If you want to run well, study other runners. Hebrews 11 provides a helpful starter list, but it is by no means exhaustive. Study the great faith-runners. Examine all aspects of their courses. God did far more abundantly than all they asked or thought (Ephesians 3:20). He will do more for you, too, if you run faithfully.

2. Run as light as possible.

This is your race. God has given it to you. This truth is for your liberation, not your limitation. It’s meant to free you, not constrict you. It’s folly and sin to waste time wishing your race were different or resenting God’s choices. Most of those in the great cloud of witnesses had no idea all that God was doing while they were running very difficult races. Neither do you. But learn from the witnesses that God’s purposes are bigger and better than you can imagine.

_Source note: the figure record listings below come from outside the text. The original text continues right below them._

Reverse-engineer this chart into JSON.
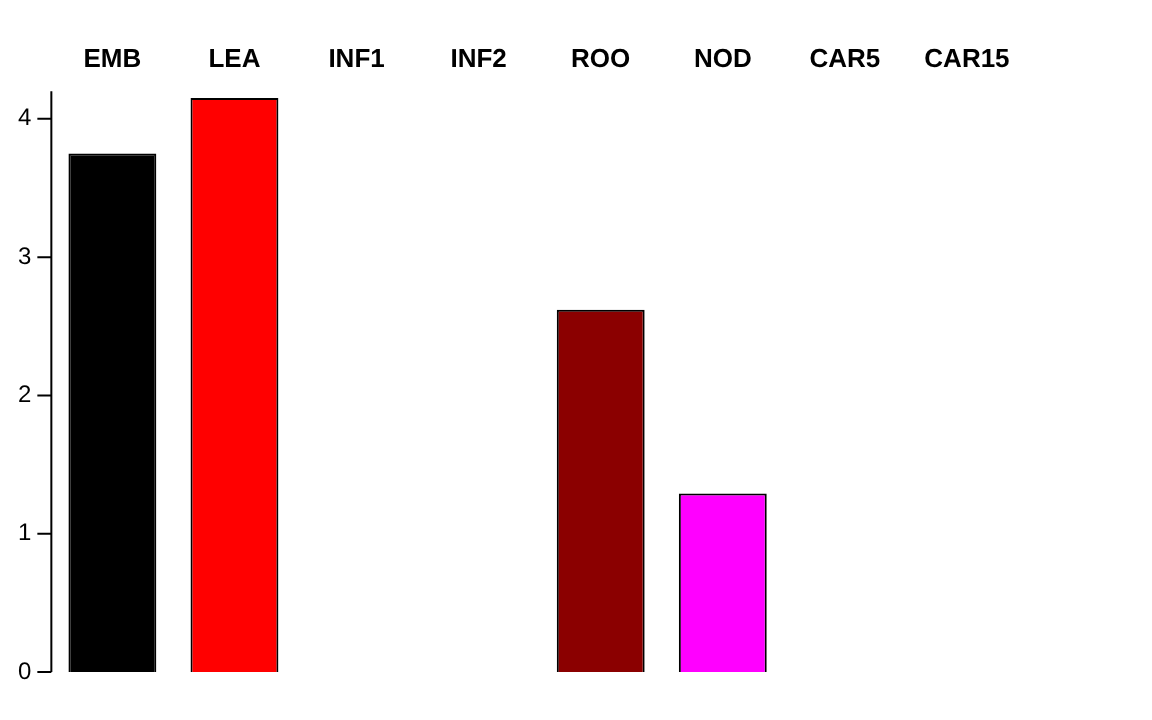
{
  "chart_data": {
    "type": "bar",
    "categories": [
      "EMB",
      "LEA",
      "INF1",
      "INF2",
      "ROO",
      "NOD",
      "CAR5",
      "CAR15"
    ],
    "values": [
      3.75,
      4.15,
      0,
      0,
      2.62,
      1.29,
      0,
      0
    ],
    "colors": [
      "#000000",
      "#ff0000",
      "#006400",
      "#000080",
      "#8b0000",
      "#ff00ff",
      "#000000",
      "#000000"
    ],
    "ylim": [
      0,
      4.2
    ],
    "yticks": [
      0,
      1,
      2,
      3,
      4
    ],
    "grid": false,
    "legend": false
  }
}
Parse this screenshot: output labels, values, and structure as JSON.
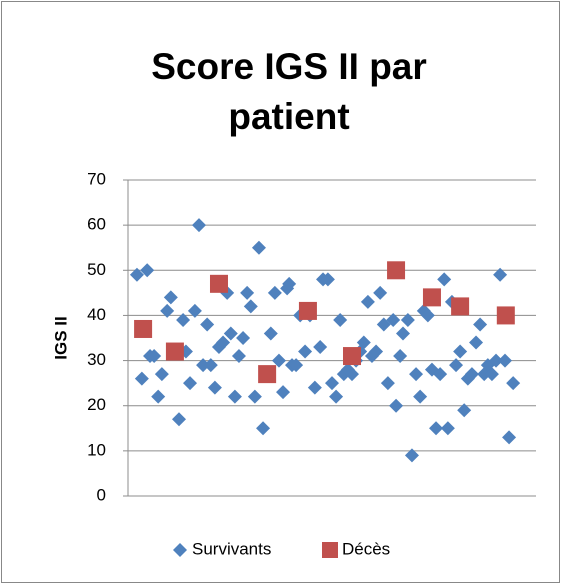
{
  "chart_data": {
    "type": "scatter",
    "title": "Score IGS II par patient",
    "ylabel": "IGS II",
    "xlim": [
      0,
      100
    ],
    "ylim": [
      0,
      70
    ],
    "yticks": [
      0,
      10,
      20,
      30,
      40,
      50,
      60,
      70
    ],
    "grid": true,
    "legend": "bottom",
    "series": [
      {
        "name": "Survivants",
        "color": "#4f81bd",
        "marker": "diamond",
        "x": [
          2.2,
          3.4,
          4.7,
          5.4,
          6.4,
          7.4,
          8.3,
          9.6,
          10.5,
          11.5,
          12.5,
          13.5,
          14.2,
          15.2,
          16.4,
          17.4,
          18.4,
          19.4,
          20.3,
          21.3,
          22.3,
          23.3,
          24.3,
          25.2,
          26.2,
          27.2,
          28.2,
          29.2,
          30.1,
          31.1,
          32.1,
          33.1,
          35.0,
          36.0,
          37.0,
          38.0,
          39.0,
          39.5,
          40.2,
          41.2,
          42.2,
          43.4,
          44.6,
          45.8,
          47.1,
          47.8,
          49.0,
          50.0,
          51.0,
          52.0,
          52.9,
          53.9,
          54.9,
          55.9,
          56.9,
          57.8,
          58.8,
          59.8,
          60.8,
          61.8,
          62.7,
          63.7,
          65.0,
          65.7,
          66.7,
          67.4,
          68.6,
          69.6,
          70.6,
          71.6,
          72.5,
          73.5,
          74.5,
          75.5,
          76.5,
          77.5,
          78.4,
          79.4,
          80.4,
          81.4,
          82.4,
          83.3,
          84.3,
          85.3,
          86.3,
          87.3,
          88.2,
          89.2,
          90.2,
          91.2,
          92.4,
          93.4,
          94.4
        ],
        "values": [
          49,
          26,
          50,
          31,
          31,
          22,
          27,
          41,
          44,
          32,
          17,
          39,
          32,
          25,
          41,
          60,
          29,
          38,
          29,
          24,
          33,
          34,
          45,
          36,
          22,
          31,
          35,
          45,
          42,
          22,
          55,
          15,
          36,
          45,
          30,
          23,
          46,
          47,
          29,
          29,
          40,
          32,
          40,
          24,
          33,
          48,
          48,
          25,
          22,
          39,
          27,
          28,
          27,
          30,
          32,
          34,
          43,
          31,
          32,
          45,
          38,
          25,
          39,
          20,
          31,
          36,
          39,
          9,
          27,
          22,
          41,
          40,
          28,
          15,
          27,
          48,
          15,
          43,
          29,
          32,
          19,
          26,
          27,
          34,
          38,
          27,
          29,
          27,
          30,
          49,
          30,
          13,
          25
        ]
      },
      {
        "name": "Décès",
        "color": "#c0504d",
        "marker": "square",
        "x": [
          3.7,
          11.5,
          22.3,
          34.1,
          44.1,
          54.9,
          65.7,
          74.5,
          81.4,
          92.6
        ],
        "values": [
          37,
          32,
          47,
          27,
          41,
          31,
          50,
          44,
          42,
          40
        ]
      }
    ]
  }
}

Lay aside all the weights of fantasy and escape. Lay aside the weights of past sins and regrets. It makes for miserable, slow running. The cross pays for all the past, and the future joy will make all present difficulties now seem light and momentary (2 Corinthians 4:17). Focus on your race, and only carry what God gives you. His burden is light (Matthew 11:30).

3. Run with endurance.

Endurance is only increased by pushing our current limits. It’s hard, yes. And you don’t know how you’ll ever be able to run like other great faith-runners. Neither did they when they began.

Begin today, and push your limits. When tomorrow comes, run and push your limits. What exhausts you today will be much easier in six months, but then you’ll be pushing different limits. Don’t look at your fantasized ideal of a great faith-runner. Let Jesus make you into whatever runner he wants. You faithfully and prayerfully aim to increase your current endurance limits.

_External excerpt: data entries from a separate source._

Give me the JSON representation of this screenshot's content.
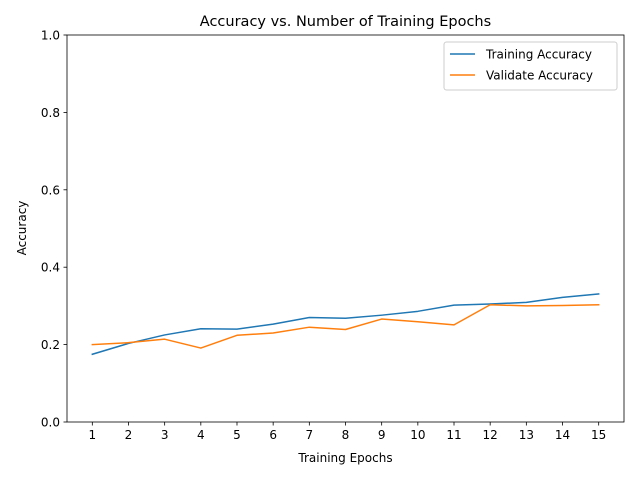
{
  "chart_data": {
    "type": "line",
    "title": "Accuracy vs. Number of Training Epochs",
    "xlabel": "Training Epochs",
    "ylabel": "Accuracy",
    "x": [
      1,
      2,
      3,
      4,
      5,
      6,
      7,
      8,
      9,
      10,
      11,
      12,
      13,
      14,
      15
    ],
    "xlim": [
      0.3,
      15.7
    ],
    "ylim": [
      0.0,
      1.0
    ],
    "yticks": [
      0.0,
      0.2,
      0.4,
      0.6,
      0.8,
      1.0
    ],
    "ytick_labels": [
      "0.0",
      "0.2",
      "0.4",
      "0.6",
      "0.8",
      "1.0"
    ],
    "grid": false,
    "legend_position": "top-right",
    "series": [
      {
        "name": "Training Accuracy",
        "color": "#1f77b4",
        "values": [
          0.175,
          0.203,
          0.225,
          0.241,
          0.24,
          0.253,
          0.27,
          0.268,
          0.276,
          0.286,
          0.302,
          0.305,
          0.309,
          0.322,
          0.331
        ]
      },
      {
        "name": "Validate Accuracy",
        "color": "#ff7f0e",
        "values": [
          0.2,
          0.205,
          0.214,
          0.191,
          0.224,
          0.23,
          0.245,
          0.239,
          0.266,
          0.259,
          0.251,
          0.303,
          0.3,
          0.301,
          0.303
        ]
      }
    ]
  }
}
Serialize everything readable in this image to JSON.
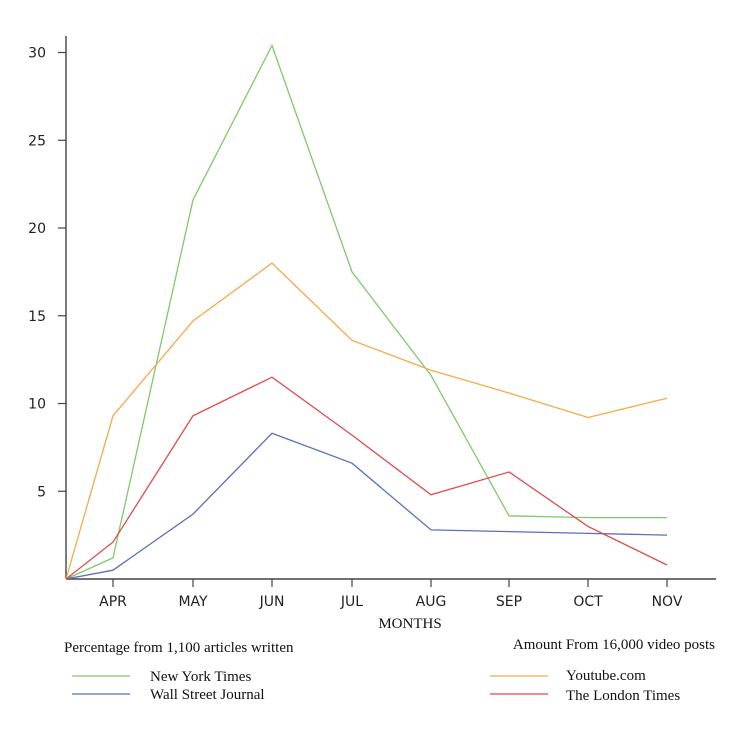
{
  "chart_data": {
    "type": "line",
    "xlabel": "MONTHS",
    "ylabel": "",
    "categories": [
      "",
      "APR",
      "MAY",
      "JUN",
      "JUL",
      "AUG",
      "SEP",
      "OCT",
      "NOV"
    ],
    "yticks": [
      5,
      10,
      15,
      20,
      25,
      30
    ],
    "ylim": [
      0,
      30
    ],
    "grid": false,
    "series": [
      {
        "name": "New York Times",
        "color": "#7ccc6a",
        "values": [
          0,
          1.2,
          21.6,
          30.4,
          17.5,
          11.6,
          3.6,
          3.5,
          3.5
        ]
      },
      {
        "name": "Wall Street Journal",
        "color": "#5a6fb5",
        "values": [
          0,
          0.5,
          3.7,
          8.3,
          6.6,
          2.8,
          2.7,
          2.6,
          2.5
        ]
      },
      {
        "name": "Youtube.com",
        "color": "#f5a94a",
        "values": [
          0,
          9.3,
          14.7,
          18.0,
          13.6,
          11.9,
          10.6,
          9.2,
          10.3
        ]
      },
      {
        "name": "The London Times",
        "color": "#e2494c",
        "values": [
          0,
          2.1,
          9.3,
          11.5,
          8.2,
          4.8,
          6.1,
          3.0,
          0.8
        ]
      }
    ],
    "captions": {
      "left": "Percentage from 1,100 articles written",
      "right": "Amount From 16,000 video posts"
    }
  }
}
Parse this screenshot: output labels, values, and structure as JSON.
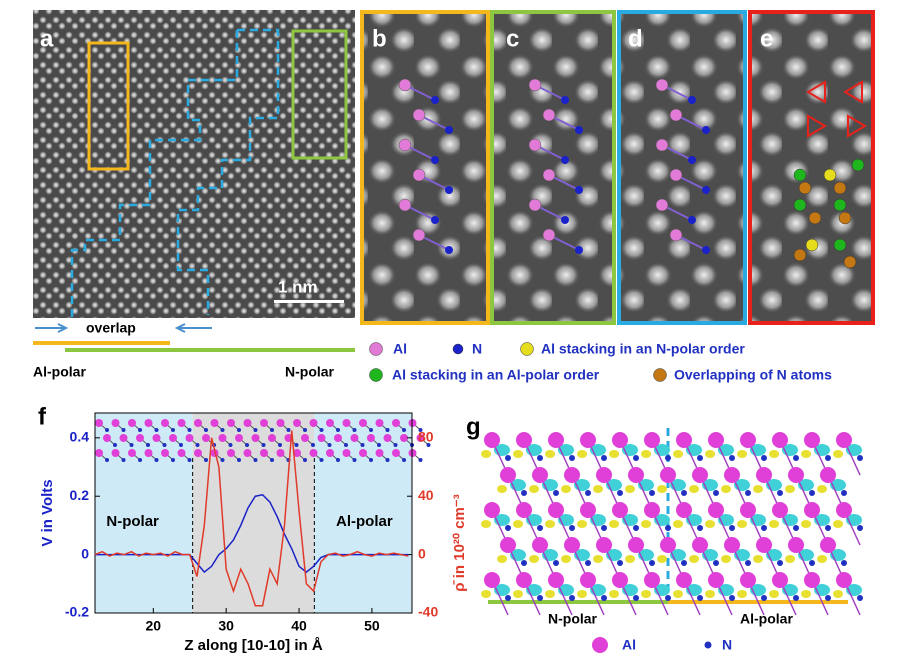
{
  "panel_labels": [
    "a",
    "b",
    "c",
    "d",
    "e",
    "f",
    "g"
  ],
  "panel_a": {
    "scale_bar": "1 nm",
    "overlap": "overlap",
    "al_polar": "Al-polar",
    "n_polar": "N-polar"
  },
  "legend": [
    {
      "label": "Al",
      "color": "#e27ad8"
    },
    {
      "label": "N",
      "color": "#1a22c8"
    },
    {
      "label": "Al stacking in an N-polar order",
      "color": "#e6dc1e"
    },
    {
      "label": "Al stacking in an Al-polar order",
      "color": "#1fb51f"
    },
    {
      "label": "Overlapping of N atoms",
      "color": "#c47814"
    }
  ],
  "panel_g": {
    "n_polar": "N-polar",
    "al_polar": "Al-polar",
    "al": "Al",
    "n": "N"
  },
  "chart_data": {
    "type": "line",
    "xlabel": "Z along [10-10] in Å",
    "ylabel": "V in Volts",
    "y2label": "ρ̄ in 10²⁰ cm⁻³",
    "annotations": [
      "N-polar",
      "Al-polar"
    ],
    "boundaries": [
      25.4,
      42.1
    ],
    "xlim": [
      12,
      55.5
    ],
    "xticks": [
      20,
      30,
      40,
      50
    ],
    "ylim": [
      -0.2,
      0.485
    ],
    "yticks": [
      -0.2,
      0,
      0.2,
      0.4
    ],
    "y2lim": [
      -40,
      97
    ],
    "y2ticks": [
      -40,
      0,
      40,
      80
    ],
    "x": [
      12,
      13,
      14,
      15,
      16,
      17,
      18,
      19,
      20,
      21,
      22,
      23,
      24,
      25,
      26,
      27,
      28,
      29,
      30,
      31,
      32,
      33,
      34,
      35,
      36,
      37,
      38,
      39,
      40,
      41,
      42,
      43,
      44,
      45,
      46,
      47,
      48,
      49,
      50,
      51,
      52,
      53,
      54,
      55
    ],
    "series": [
      {
        "name": "V",
        "color": "#1a22c8",
        "values": [
          0,
          0,
          0,
          0,
          0,
          0,
          0,
          0,
          0,
          0,
          0,
          0,
          0,
          0,
          -0.03,
          -0.06,
          -0.04,
          0,
          0.02,
          0.05,
          0.1,
          0.16,
          0.2,
          0.205,
          0.18,
          0.13,
          0.07,
          0.02,
          -0.04,
          -0.06,
          -0.04,
          -0.01,
          0,
          0,
          0,
          0,
          0,
          0,
          0,
          0,
          0,
          0,
          0,
          0
        ]
      },
      {
        "name": "ρ̄",
        "color": "#e03a2a",
        "axis": "y2",
        "values": [
          0,
          2,
          -1,
          1,
          0,
          2,
          -1,
          1,
          0,
          1,
          -1,
          2,
          0,
          0,
          -15,
          20,
          80,
          60,
          -10,
          -25,
          -10,
          -20,
          -35,
          -35,
          -10,
          -20,
          20,
          85,
          30,
          -20,
          -25,
          -5,
          0,
          1,
          -1,
          0,
          2,
          0,
          -1,
          1,
          0,
          1,
          0,
          -1
        ]
      }
    ]
  }
}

4. Keep your eyes on the prize.

Look to Jesus — he is your greatest example, your Savior, and your greatest intercessor (Hebrews 7:25). He is the source of your greatest joy — your one great prize for running well (Psalm 16:11; John 15:11). A race is only run for a prize. If the prize is not before your eyes, you will lose motivation. If you feel unmotivated to run your race, it may be because the prize has been obscured. First priority: eyes on the prize again, whatever it takes — whatever it takes! And then “run that you may obtain it” (1 Corinthians 9:24).

Embrace Your Race

This is your race. God has set it before you. There is more glory in it than you yet comprehend. How are you going to run?

You can’t change the past; stop trying. There’s much you can’t change about the present; stop trying. There are many fantasies singing like sirens to allure you into the illusion of indulgent escape; stop listening, and don’t let them eat your race time and weigh you down.

Embrace your race. Study the great faith-runners, run as light as possible, push your current endurance limits, and get your eyes on the Great Prize. Run freer, run faster, and run for joy.